私がその人に気付いたのは、仕事がお休みの日。昼前まで寝ていた私がタバコを吸うために玄関から外に出てみると、車がたまに通る程度の道の向こうから大きな風呂敷包みを担いだ小柄な人物が歩いてきます。「行商の人がいるんだあ」と思いながら見ていると、近づいてきた人物はとても小柄なおばあさん。それに反して大きな風呂敷包みはおばあさんの体半分ほどもあるもので、見ているのも辛そうなくらい重量感があります。

目の前を通りすぎる時、おもわず「大変ですね」と声をかけると、ちらりと私を見て「なんもなんも…」と呟きながら同じ速度で歩いていきました。
家の中に戻り居間でテレビを見ている家族にその話をすると、中学校で色々な情報を耳にしている長女がこう言いました。

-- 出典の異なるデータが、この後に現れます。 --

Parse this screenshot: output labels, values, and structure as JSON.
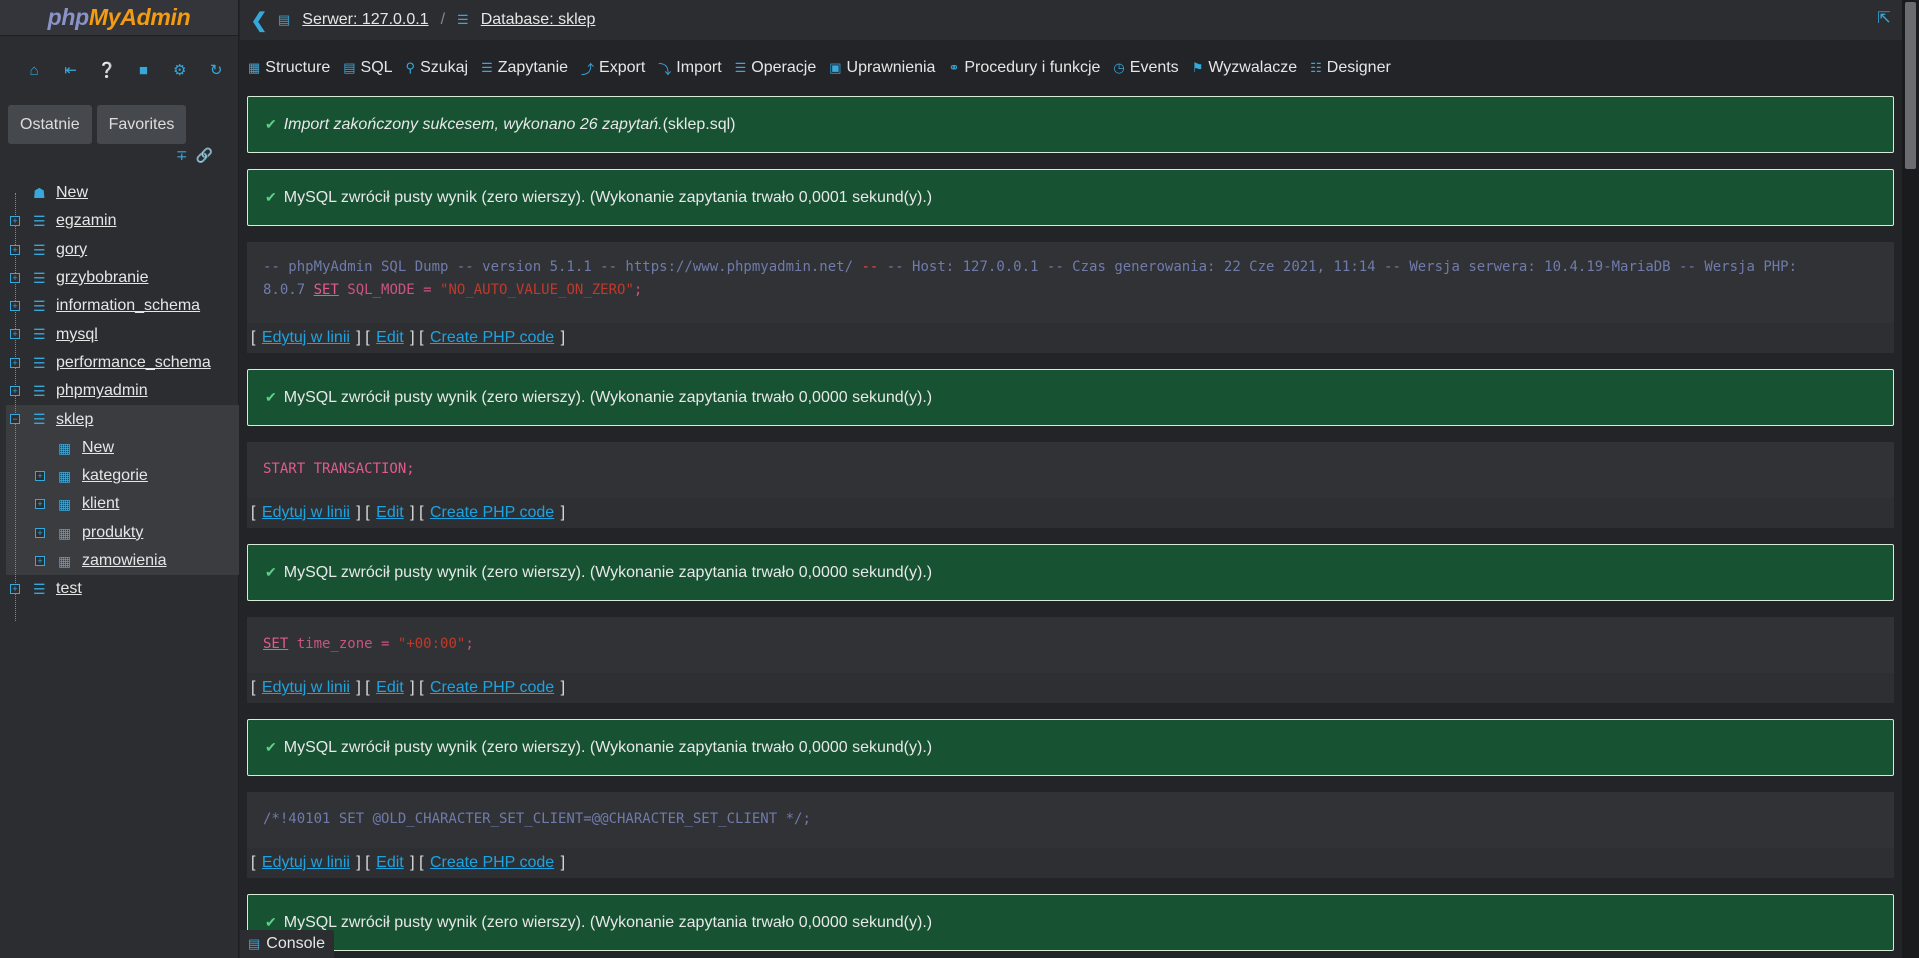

「そのおばあちゃんね、この町内ではすごく有名なんだって。80歳を過ぎているおばあちゃんで、息子夫婦と孫と一緒に住んでいるらしいけど、その息子夫婦や孫が『自分の物を盗む』って言って、自分の所有物を全部風呂敷に包んでいるんだって。そしてお隣の家に行くのにも買い物に行くのにも、どこへ行く時のその風呂敷をしょって出かけるんだって。亡くなったおばあちゃんの旦那さんの位牌も入っているらしいよ…」

盗まれるという被害妄想なのか、事実なのかは別にして、先ほど目の前を通ったとても小柄なおばあさんが、体の何倍もあるような大きな風呂敷を抱え、枝のような足でとぼとぼと歩く姿は、とても悲しく切ない想いになりました。